Gli astronauti formavano una piccola comunità unita e chiusa, dalle parti di Tonka, Oklahoma, come le famiglie dei giocatori di baseball. Quando un uomo partiva per la sua prima missione nello spazio, era come se entrasse in Serie A. A partire da quel momento, erano rivali e compagni di squadra. Si facevano guerra a vicenda per avere la precedenza, e si aiutavano e si davano consigli l’un l’altro. Era la dicotomia tipica dell’atleta professionista. Nessuna vecchia riserva seduta in panchina e intenta a fissare il giovincello che scendeva in campo aveva mai provato un’invidia più rabbiosa e morbosa di quella dell’astronauta di riserva in un programma di atterraggio su un pianeta, quando guardava il suo Numero Uno che indossava la tuta.

Rog e Dorrie si erano inquadrati benissimo nella comunità. Facevano facilmente amicizia. Erano abbastanza eccentrici per spiccare, e non abbastanza strambi da destare preoccupazioni. Se Dorrie non aveva figli, era gentile con i figli delle altri mogli. Quando Vic Samuelson restò tagliato fuori dal contatto radio per cinque giorni, dall’altra parte del Sole, e Verna Samuelson fu presa dalle doglie del parto prima del termine, Dorrie si portò a casa i tre figlioletti della coppia. Nessuno dei tre aveva più di cinque anni; due portavano ancora i pannolini, e Dorrie li cambiava, senza lagnarsi, mentre altre mogli di astronauti si occupavano della casa di Verna, e Verna metteva al mondo il suo quarto figlio all’ospedale della NASA. Alle feste per Natale Rog e Dorrie non erano mai i più sbronzi, e non erano mai i primi ad andarsene.

Erano una coppia simpatica.

Vivevano in un mondo simpatico.

E in questo erano fortunati, e lo sapevano. Il resto del mondo non era altrettanto piacevole. Piccole guerre si susseguivano in Asia, in Africa, e in America Latina. L’Europa occidentale qualche volta era strozzata dagli scioperi e spesso bloccata dalla scarsità di questo e di quello, e quando veniva l’inverno di solito tremava di freddo. La gente era affamata, spesso era furiosa, e c’erano poche città dove una persona poteva avere il coraggio di uscire sola di notte. Ma Tonka continuava ad essere antipermissiva e molto sicura, e gli astronauti (e i cosmonauti e i sinonauti) visitavano Mercurio e Marte, oltre alla Luna, nuotavano negli aloni delle comete e giravano in orbita intorno a giganti gassosi.

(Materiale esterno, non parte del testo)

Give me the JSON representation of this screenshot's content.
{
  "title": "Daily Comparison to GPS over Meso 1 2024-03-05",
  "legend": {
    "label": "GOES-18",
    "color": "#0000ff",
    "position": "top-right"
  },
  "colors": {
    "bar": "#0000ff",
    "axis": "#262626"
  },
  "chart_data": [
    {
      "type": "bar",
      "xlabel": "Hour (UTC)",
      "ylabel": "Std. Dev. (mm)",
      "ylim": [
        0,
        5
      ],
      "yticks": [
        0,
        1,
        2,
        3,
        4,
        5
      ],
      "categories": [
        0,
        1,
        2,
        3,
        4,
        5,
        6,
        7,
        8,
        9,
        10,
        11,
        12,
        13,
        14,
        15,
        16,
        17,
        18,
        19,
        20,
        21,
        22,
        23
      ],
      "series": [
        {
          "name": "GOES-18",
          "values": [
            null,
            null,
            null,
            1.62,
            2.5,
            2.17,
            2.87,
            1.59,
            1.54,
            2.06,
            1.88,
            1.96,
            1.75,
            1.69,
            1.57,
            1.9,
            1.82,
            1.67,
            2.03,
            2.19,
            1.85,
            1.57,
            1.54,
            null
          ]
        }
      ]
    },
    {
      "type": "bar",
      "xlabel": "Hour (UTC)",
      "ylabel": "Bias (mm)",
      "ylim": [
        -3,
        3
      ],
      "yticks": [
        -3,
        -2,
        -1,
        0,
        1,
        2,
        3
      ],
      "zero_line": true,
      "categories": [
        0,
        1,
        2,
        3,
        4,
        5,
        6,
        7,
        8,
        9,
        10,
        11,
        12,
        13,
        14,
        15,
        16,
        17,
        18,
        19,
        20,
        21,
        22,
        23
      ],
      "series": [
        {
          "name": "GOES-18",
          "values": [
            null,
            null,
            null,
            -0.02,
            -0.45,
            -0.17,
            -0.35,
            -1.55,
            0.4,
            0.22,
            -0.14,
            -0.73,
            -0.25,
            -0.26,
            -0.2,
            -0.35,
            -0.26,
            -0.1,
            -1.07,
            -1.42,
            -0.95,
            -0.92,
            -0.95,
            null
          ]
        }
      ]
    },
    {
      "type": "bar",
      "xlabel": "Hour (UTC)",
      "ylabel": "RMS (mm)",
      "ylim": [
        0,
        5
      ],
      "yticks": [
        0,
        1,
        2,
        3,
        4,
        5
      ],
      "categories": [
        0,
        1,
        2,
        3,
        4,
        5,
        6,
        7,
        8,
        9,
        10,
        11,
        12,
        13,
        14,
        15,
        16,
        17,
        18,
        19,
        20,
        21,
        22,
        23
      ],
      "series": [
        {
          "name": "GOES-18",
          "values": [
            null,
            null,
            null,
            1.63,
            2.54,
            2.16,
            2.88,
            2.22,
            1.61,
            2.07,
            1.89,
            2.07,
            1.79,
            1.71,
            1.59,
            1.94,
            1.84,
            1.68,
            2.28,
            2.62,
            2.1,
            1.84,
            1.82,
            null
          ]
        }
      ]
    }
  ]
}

Torraway aveva compiuto cinque missioni importanti. La prima volta aveva volato con una delle navette per rifornire lo Spacelab, ai primi tempi dopo il blocco, quando il programma spaziale cominciava a rimettersi in piedi.

Poi aveva passato ottantun giorni nella stazione spaziale della seconda generazione. Quello era stato il suo gran momento, l’occasione che gli aveva fruttato la gloria sulla copertina di Time. I russi avevano lanciato un equipaggio umano su Mercurio: i membri della missione c’erano arrivati, erano sbarcati, ed erano decollati per tornare indietro, e tutto era andato alla perfezione, fino a quel momento: ma dopo, niente era andato bene. I russi avevano sempre avuto difficoltà con i razzi stabilizzatori… parecchi dei primi cosmonauti avevano cominciato a girare su se stessi, non erano riusciti a fermarsi, e avevano vomitato disperatamente dentro alle loro cosmonavi. Questa volta avevano avuto la stessa difficoltà e avevano consumato le riserve per le correzioni dell’assetto di volo.